Personal information
- Born: 7 August 1985 (age 40) Saint-Malo, Ille-et-Vilaine, France
- Height: 1.69 m (5 ft 6+1⁄2 in)
- Weight: 55 kg (121 lb)

Sport
- Sport: Fencing
- Event: Sabre
- Club: Lagardère Paris Racing
- Coached by: Pierre Guichot (national) Morgan Fraboulet (personal)

Medal record
Women's fencing
Representing France
World Championships
| Gold medal – first place | 2007 Saint Petersburg | Team sabre |
| Silver medal – second place | 2009 Antalya | Team sabre |
| Bronze medal – third place | 2009 Antalya | Sabre |
| Bronze medal – third place | 2010 Paris | Team sabre |

= Carole Vergne =

French fencer

Carole Vergne (born August 7, 1985, in Saint-Malo, Ille-et-Vilaine) is a French sabre fencer. She won two medals, silver and bronze, in the same weapon at the 2009 World Fencing Championships in Antalya, Turkey.

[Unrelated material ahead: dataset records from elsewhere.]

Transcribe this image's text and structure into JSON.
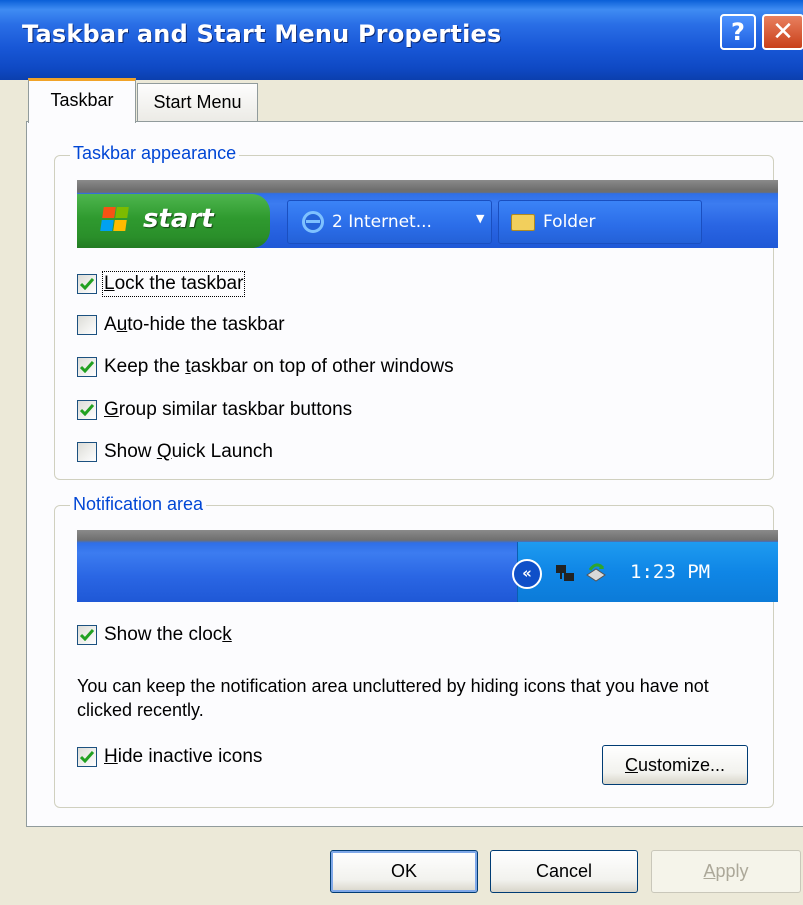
{
  "window": {
    "title": "Taskbar and Start Menu Properties",
    "help_button": "?",
    "close_button": "✕"
  },
  "tabs": [
    {
      "label": "Taskbar",
      "selected": true
    },
    {
      "label": "Start Menu",
      "selected": false
    }
  ],
  "taskbar_appearance": {
    "legend": "Taskbar appearance",
    "preview": {
      "start_label": "start",
      "buttons": [
        {
          "label": "2 Internet...",
          "icon": "ie-icon"
        },
        {
          "label": "Folder",
          "icon": "folder-icon"
        }
      ]
    },
    "options": [
      {
        "pre": "",
        "key": "L",
        "post": "ock the taskbar",
        "checked": true
      },
      {
        "pre": "A",
        "key": "u",
        "post": "to-hide the taskbar",
        "checked": false
      },
      {
        "pre": "Keep the ",
        "key": "t",
        "post": "askbar on top of other windows",
        "checked": true
      },
      {
        "pre": "",
        "key": "G",
        "post": "roup similar taskbar buttons",
        "checked": true
      },
      {
        "pre": "Show ",
        "key": "Q",
        "post": "uick Launch",
        "checked": false
      }
    ]
  },
  "notification_area": {
    "legend": "Notification area",
    "preview": {
      "chevron": "«",
      "clock": "1:23 PM",
      "icons": [
        "network-icon",
        "sync-icon"
      ]
    },
    "show_clock": {
      "pre": "Show the cloc",
      "key": "k",
      "post": "",
      "checked": true
    },
    "description": "You can keep the notification area uncluttered by hiding icons that you have not clicked recently.",
    "hide_inactive": {
      "pre": "",
      "key": "H",
      "post": "ide inactive icons",
      "checked": true
    },
    "customize_button": {
      "pre": "",
      "key": "C",
      "post": "ustomize..."
    }
  },
  "buttons": {
    "ok": "OK",
    "cancel": "Cancel",
    "apply": {
      "pre": "",
      "key": "A",
      "post": "pply",
      "enabled": false
    }
  },
  "colors": {
    "titlebar": "#0b55d8",
    "dialog_bg": "#ece9d8",
    "group_legend": "#0046d5",
    "start_button": "#2f9a2f",
    "taskbar_blue": "#2a66e4",
    "tab_highlight": "#f1a328"
  }
}
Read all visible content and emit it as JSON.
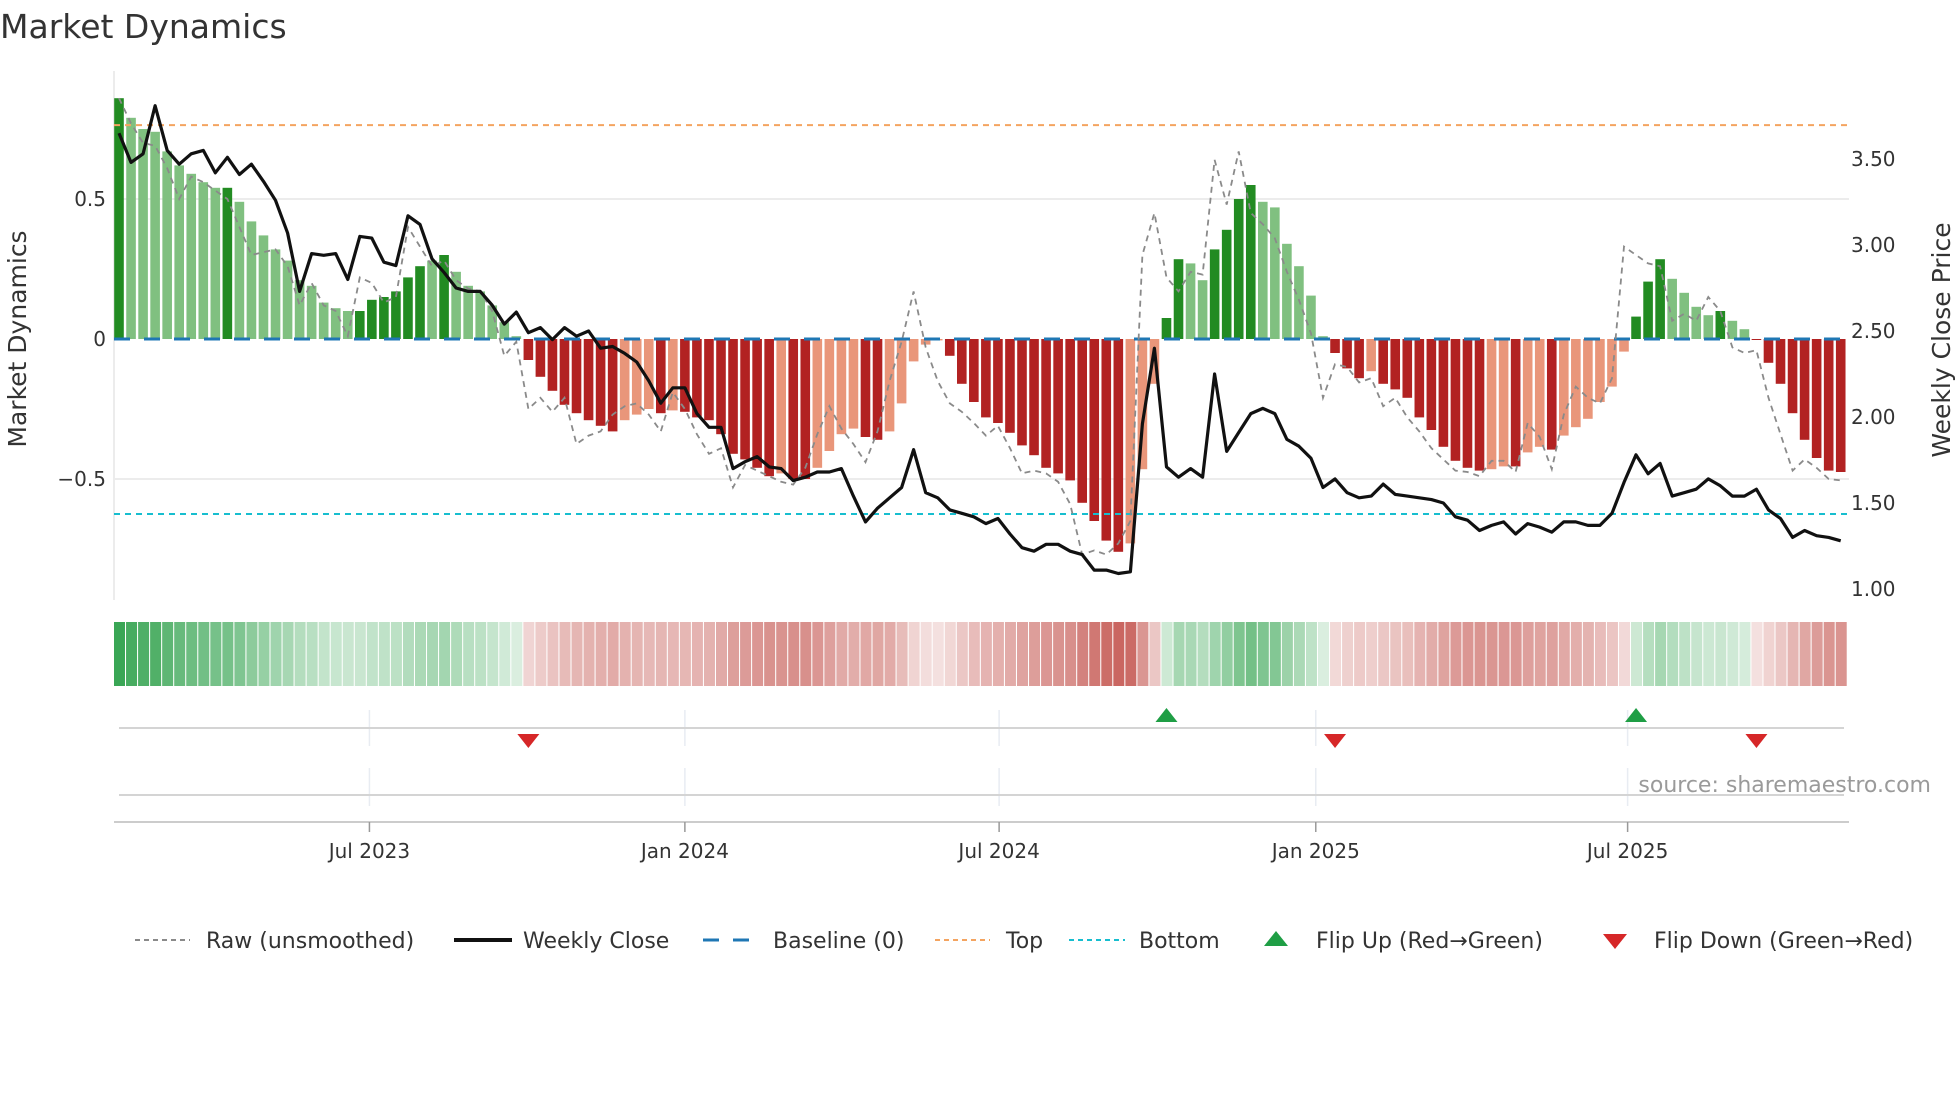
{
  "chart_data": {
    "type": "bar",
    "title": "Market Dynamics",
    "ylabel": "Market Dynamics",
    "y2label": "Weekly Close Price",
    "ylim": [
      -0.93,
      0.92
    ],
    "y2lim": [
      0.94,
      3.95
    ],
    "y_ticks": [
      {
        "v": 0.5,
        "label": "0.5"
      },
      {
        "v": 0,
        "label": "0"
      },
      {
        "v": -0.5,
        "label": "−0.5"
      }
    ],
    "y2_ticks": [
      {
        "v": 3.5,
        "label": "3.50"
      },
      {
        "v": 3.0,
        "label": "3.00"
      },
      {
        "v": 2.5,
        "label": "2.50"
      },
      {
        "v": 2.0,
        "label": "2.00"
      },
      {
        "v": 1.5,
        "label": "1.50"
      },
      {
        "v": 1.0,
        "label": "1.00"
      }
    ],
    "x_unit": "week index",
    "x_ticks": [
      {
        "week": 20.8,
        "label": "Jul 2023"
      },
      {
        "week": 47.0,
        "label": "Jan 2024"
      },
      {
        "week": 73.1,
        "label": "Jul 2024"
      },
      {
        "week": 99.4,
        "label": "Jan 2025"
      },
      {
        "week": 125.3,
        "label": "Jul 2025"
      }
    ],
    "top_level": 0.764,
    "bottom_level": -0.625,
    "baseline": 0,
    "dynamics": [
      0.86,
      0.79,
      0.75,
      0.74,
      0.67,
      0.62,
      0.59,
      0.56,
      0.54,
      0.54,
      0.49,
      0.42,
      0.37,
      0.32,
      0.28,
      0.21,
      0.19,
      0.13,
      0.11,
      0.1,
      0.1,
      0.14,
      0.15,
      0.17,
      0.22,
      0.26,
      0.28,
      0.3,
      0.24,
      0.19,
      0.17,
      0.12,
      0.06,
      0.01,
      -0.075,
      -0.135,
      -0.185,
      -0.235,
      -0.265,
      -0.29,
      -0.31,
      -0.33,
      -0.29,
      -0.27,
      -0.25,
      -0.265,
      -0.255,
      -0.26,
      -0.28,
      -0.29,
      -0.34,
      -0.41,
      -0.43,
      -0.46,
      -0.49,
      -0.48,
      -0.5,
      -0.5,
      -0.46,
      -0.4,
      -0.34,
      -0.32,
      -0.35,
      -0.36,
      -0.33,
      -0.23,
      -0.08,
      -0.02,
      -0.005,
      -0.06,
      -0.16,
      -0.225,
      -0.28,
      -0.3,
      -0.335,
      -0.38,
      -0.415,
      -0.46,
      -0.48,
      -0.505,
      -0.585,
      -0.65,
      -0.72,
      -0.76,
      -0.73,
      -0.465,
      -0.16,
      0.075,
      0.285,
      0.27,
      0.21,
      0.32,
      0.39,
      0.5,
      0.55,
      0.49,
      0.47,
      0.34,
      0.26,
      0.155,
      0.01,
      -0.05,
      -0.105,
      -0.14,
      -0.115,
      -0.16,
      -0.18,
      -0.21,
      -0.28,
      -0.325,
      -0.385,
      -0.435,
      -0.46,
      -0.47,
      -0.465,
      -0.455,
      -0.455,
      -0.405,
      -0.385,
      -0.395,
      -0.345,
      -0.315,
      -0.285,
      -0.225,
      -0.17,
      -0.045,
      0.08,
      0.205,
      0.285,
      0.215,
      0.165,
      0.115,
      0.085,
      0.1,
      0.065,
      0.035,
      -0.003,
      -0.085,
      -0.16,
      -0.265,
      -0.36,
      -0.425,
      -0.47,
      -0.475
    ],
    "shade": "DLLLLLLLLDLLLLLLLLLLDDDDDDLDLLLLLLDDDDDDDDLLLDLDDDDDDDDLDDLLLLDDLLLLLDDDDDDDDDDDDDDDLLLDDLLDDDDLLLLLLDDDLDDDDDDDDDLLDLLDLLLLLLDDDLLLLDLLDDDDDDDD",
    "raw": [
      0.86,
      0.77,
      0.7,
      0.69,
      0.61,
      0.5,
      0.58,
      0.56,
      0.53,
      0.5,
      0.4,
      0.3,
      0.31,
      0.32,
      0.26,
      0.12,
      0.2,
      0.12,
      0.1,
      0.01,
      0.22,
      0.2,
      0.13,
      0.15,
      0.4,
      0.33,
      0.26,
      0.28,
      0.21,
      0.18,
      0.17,
      0.1,
      -0.06,
      -0.01,
      -0.25,
      -0.21,
      -0.26,
      -0.21,
      -0.375,
      -0.345,
      -0.33,
      -0.27,
      -0.24,
      -0.23,
      -0.27,
      -0.33,
      -0.19,
      -0.25,
      -0.34,
      -0.41,
      -0.39,
      -0.53,
      -0.45,
      -0.47,
      -0.49,
      -0.51,
      -0.52,
      -0.46,
      -0.34,
      -0.24,
      -0.32,
      -0.375,
      -0.44,
      -0.33,
      -0.15,
      -0.01,
      0.17,
      -0.03,
      -0.15,
      -0.23,
      -0.26,
      -0.3,
      -0.345,
      -0.31,
      -0.39,
      -0.48,
      -0.47,
      -0.48,
      -0.51,
      -0.59,
      -0.77,
      -0.755,
      -0.77,
      -0.73,
      -0.65,
      0.3,
      0.45,
      0.22,
      0.17,
      0.24,
      0.23,
      0.64,
      0.48,
      0.67,
      0.45,
      0.41,
      0.36,
      0.24,
      0.14,
      0.02,
      -0.21,
      -0.09,
      -0.1,
      -0.155,
      -0.14,
      -0.24,
      -0.21,
      -0.28,
      -0.33,
      -0.39,
      -0.43,
      -0.47,
      -0.475,
      -0.49,
      -0.435,
      -0.435,
      -0.475,
      -0.3,
      -0.35,
      -0.465,
      -0.27,
      -0.17,
      -0.21,
      -0.23,
      -0.14,
      0.33,
      0.3,
      0.27,
      0.26,
      0.065,
      0.09,
      0.065,
      0.15,
      0.1,
      -0.03,
      -0.05,
      -0.04,
      -0.21,
      -0.34,
      -0.47,
      -0.43,
      -0.46,
      -0.5,
      -0.505
    ],
    "weekly_close": [
      3.65,
      3.48,
      3.53,
      3.81,
      3.55,
      3.47,
      3.53,
      3.55,
      3.42,
      3.51,
      3.41,
      3.47,
      3.37,
      3.26,
      3.07,
      2.73,
      2.95,
      2.94,
      2.95,
      2.8,
      3.05,
      3.04,
      2.9,
      2.88,
      3.17,
      3.12,
      2.92,
      2.84,
      2.75,
      2.73,
      2.73,
      2.65,
      2.54,
      2.61,
      2.49,
      2.52,
      2.45,
      2.52,
      2.47,
      2.5,
      2.4,
      2.41,
      2.37,
      2.32,
      2.21,
      2.08,
      2.17,
      2.17,
      2.02,
      1.94,
      1.94,
      1.7,
      1.74,
      1.77,
      1.71,
      1.7,
      1.63,
      1.65,
      1.68,
      1.68,
      1.7,
      1.54,
      1.39,
      1.47,
      1.53,
      1.59,
      1.81,
      1.56,
      1.53,
      1.46,
      1.44,
      1.42,
      1.38,
      1.41,
      1.32,
      1.24,
      1.22,
      1.26,
      1.26,
      1.22,
      1.2,
      1.11,
      1.11,
      1.09,
      1.1,
      1.96,
      2.4,
      1.71,
      1.65,
      1.7,
      1.65,
      2.25,
      1.8,
      1.91,
      2.02,
      2.05,
      2.02,
      1.87,
      1.83,
      1.76,
      1.59,
      1.64,
      1.56,
      1.53,
      1.54,
      1.61,
      1.55,
      1.54,
      1.53,
      1.52,
      1.5,
      1.42,
      1.4,
      1.34,
      1.37,
      1.39,
      1.32,
      1.38,
      1.36,
      1.33,
      1.39,
      1.39,
      1.37,
      1.37,
      1.44,
      1.62,
      1.78,
      1.67,
      1.73,
      1.54,
      1.56,
      1.58,
      1.64,
      1.6,
      1.54,
      1.54,
      1.58,
      1.46,
      1.41,
      1.3,
      1.34,
      1.31,
      1.3,
      1.28
    ],
    "flips": [
      {
        "week": 34,
        "dir": "down"
      },
      {
        "week": 87,
        "dir": "up"
      },
      {
        "week": 101,
        "dir": "down"
      },
      {
        "week": 126,
        "dir": "up"
      },
      {
        "week": 136,
        "dir": "down"
      }
    ],
    "legend": {
      "placement": "bottom",
      "raw": "Raw (unsmoothed)",
      "close": "Weekly Close",
      "baseline": "Baseline (0)",
      "top": "Top",
      "bottom": "Bottom",
      "flip_up": "Flip Up (Red→Green)",
      "flip_down": "Flip Down (Green→Red)"
    },
    "source": "source: sharemaestro.com",
    "colors": {
      "green_dark": "#228b22",
      "green_light": "#80c080",
      "red_dark": "#b22222",
      "red_light": "#e9967a",
      "strip_green": "#3aa655",
      "strip_red": "#c45650",
      "raw": "#8a8a8a",
      "close": "#111111",
      "baseline": "#1f77b4",
      "top": "#f4a460",
      "bottom": "#17becf",
      "flip_up": "#1f9e45",
      "flip_down": "#d62728"
    }
  }
}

Vergne represented France at the 2008 Summer Olympics in Beijing, where she competed in two sabre events. For her first event, the women's individual sabre, Vergne received a bye for the preliminary round of thirty-two, before losing out to South Korea's Kim Keum-Hwa, with a sudden death score of 14–15. Few days later, she joined with her fellow fencers and teammates Solenn Mary, Léonore Perrus, and Anne-Lise Touya for the women's team sabre. Vergne and her team, however, lost the bronze medal match to the U.S. team (led by Mariel Zagunis), with a total score of 38 touches.